NAME
Encode::Detective - detect a data encoding
SYNOPSIS
use Encode;
require Encode::Detective 'detect';
my $encoding = detect ($data);
# Now $encoding contains a guess of the encoding of $data.
DESCRIPTION
This module guesses the character set of input data. It is similar to Encode::Guess, but does not require a list of expected encodings.
FUNCTIONS
detect
my $encoding = detect ($data);
Given a set of bytes, $data
, this looks at the bytes, and guesses what encoding they are encoded in using probabilities.
DETECTED ENCODINGS
The following encodings are detected:
- UTF-8
- EUC-JP
- Big5
- Shift_JIS
- EUC-KR
- EUC-TW
-
Taiwanese encoding.
- windows-1251
-
Cyrillic encoding.
- windows-1255
-
Hebrew encoding.
Character sets not detected
TODO
The module needs more tests. Please send example files
BUGS
TIS-620
TIS-620 does not seem to be detected.
Documentation of detection
The documentation of detected encodings above is not complete.
HISTORY
This module is based on code of Firefox. When this module was created, the C++ code for character set detection was available as a standalone library. Now the code cannot be used as a standalone library, so this has become a fork of the original Mozilla code.
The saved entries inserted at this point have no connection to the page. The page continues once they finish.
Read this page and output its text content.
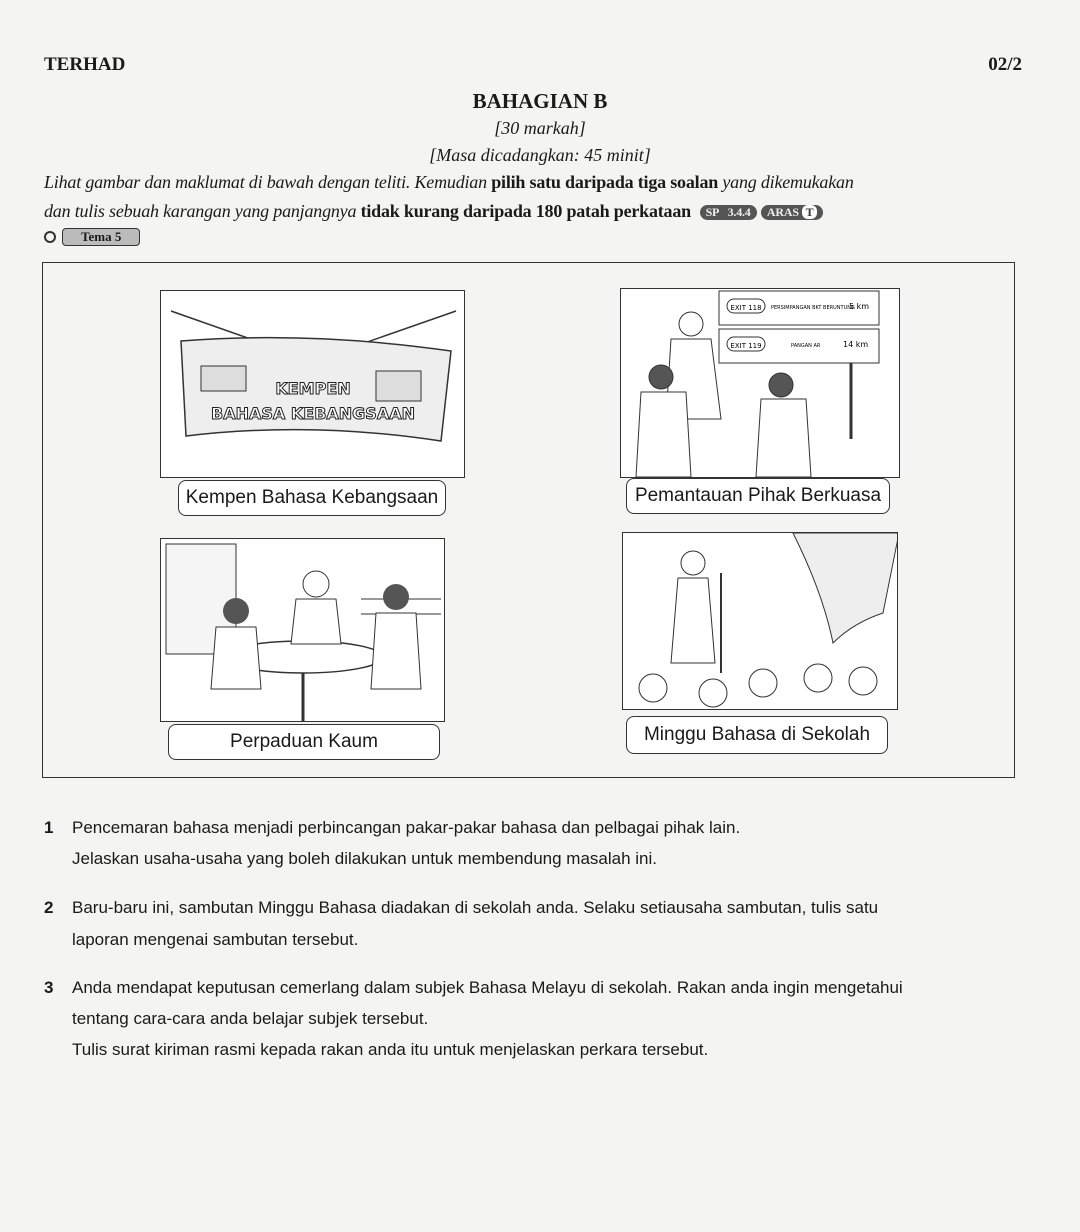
TERHAD	02/2
BAHAGIAN B
[30 markah]
[Masa dicadangkan: 45 minit]
Lihat gambar dan maklumat di bawah dengan teliti. Kemudian pilih satu daripada tiga soalan yang dikemukakan
dan tulis sebuah karangan yang panjangnya tidak kurang daripada 180 patah perkataan SP 3.4.4 ARAS T
Tema 5
KEMPEN
BAHASA KEBANGSAAN
Kempen Bahasa Kebangsaan
EXIT 118 PERSIMPANGAN BKT BERUNTUNG
5 km
EXIT 119	PANGAN AR	14 km
Pemantauan Pihak Berkuasa
Perpaduan Kaum	Minggu Bahasa di Sekolah
1 Pencemaran bahasa menjadi perbincangan pakar-pakar bahasa dan pelbagai pihak lain.
Jelaskan usaha-usaha yang boleh dilakukan untuk membendung masalah ini.
2 Baru-baru ini, sambutan Minggu Bahasa diadakan di sekolah anda. Selaku setiausaha sambutan, tulis satu
laporan mengenai sambutan tersebut.
3 Anda mendapat keputusan cemerlang dalam subjek Bahasa Melayu di sekolah. Rakan anda ingin mengetahui
tentang cara-cara anda belajar subjek tersebut.
Tulis surat kiriman rasmi kepada rakan anda itu untuk menjelaskan perkara tersebut.
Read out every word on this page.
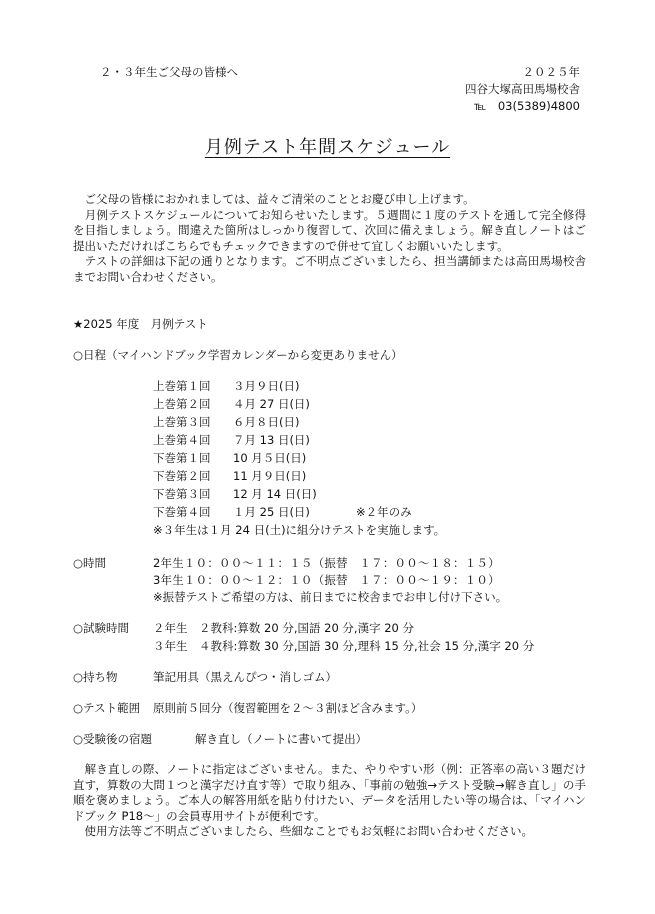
２・３年生ご父母の皆様へ	２０２５年
四谷大塚高田馬場校舎
℡　03(5389)4800
月例テスト年間スケジュール

　ご父母の皆様におかれましては、益々ご清栄のこととお慶び申し上げます。

　月例テストスケジュールについてお知らせいたします。５週間に１度のテストを通して完全修得を目指しましょう。間違えた箇所はしっかり復習して、次回に備えましょう。解き直しノートはご提出いただければこちらでもチェックできますので併せて宜しくお願いいたします。

　テストの詳細は下記の通りとなります。ご不明点ございましたら、担当講師または高田馬場校舎までお問い合わせください。

★2025 年度　月例テスト
○日程（マイハンドブック学習カレンダーから変更ありません）
上巻第１回 ３月９日(日)
上巻第２回 ４月 27 日(日)
上巻第３回 ６月８日(日)
上巻第４回 ７月 13 日(日)
下巻第１回 10 月５日(日)
下巻第２回 11 月９日(日)
下巻第３回 12 月 14 日(日)
下巻第４回 １月 25 日(日)	※２年のみ
※３年生は１月 24 日(土)に組分けテストを実施します。
○時間	2年生１０：００～１１：１５（振替　１７：００～１８：１５）
3年生１０：００～１２：１０（振替　１７：００～１９：１０）
※振替テストご希望の方は、前日までに校舎までお申し付け下さい。
○試験時間 ２年生　２教科:算数 20 分,国語 20 分,漢字 20 分
３年生　４教科:算数 30 分,国語 30 分,理科 15 分,社会 15 分,漢字 20 分
○持ち物	筆記用具（黒えんぴつ・消しゴム）
○テスト範囲 原則前５回分（復習範囲を２～３割ほど含みます。）
○受験後の宿題	解き直し（ノートに書いて提出）

　解き直しの際、ノートに指定はございません。また、やりやすい形（例：正答率の高い３題だけ直す，算数の大問１つと漢字だけ直す等）で取り組み、「事前の勉強→テスト受験→解き直し」の手順を褒めましょう。ご本人の解答用紙を貼り付けたい、データを活用したい等の場合は、「マイハンドブック P18～」の会員専用サイトが便利です。

　使用方法等ご不明点ございましたら、些細なことでもお気軽にお問い合わせください。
Encode::Detective is a fork of Encode::Detect. It removes almost all of the interface of Encode::Detect except the single function "detect". This fork was released to CPAN to improve the compilation of the module on various systems.
SEE ALSO
edetect
The edetect standalone script can guess the encodings of files.
Encode::Guess
Encode::Guess is a Perl module which does something similar to Encode::Detective.
Encode::Detect
The original version of this module.
AUTHORS
Encode::Detective is based on Encode::Detect by John Gardiner Myers <jgmyers@proofpoint.com>. It was forked by Ben Bullock <bkb@cpan.org>.
LICENCE
This Perl module may be used, copied, modified and redistributed under the terms of the Mozilla Public License version 1.1, the GNU General Public License, or the LGPL.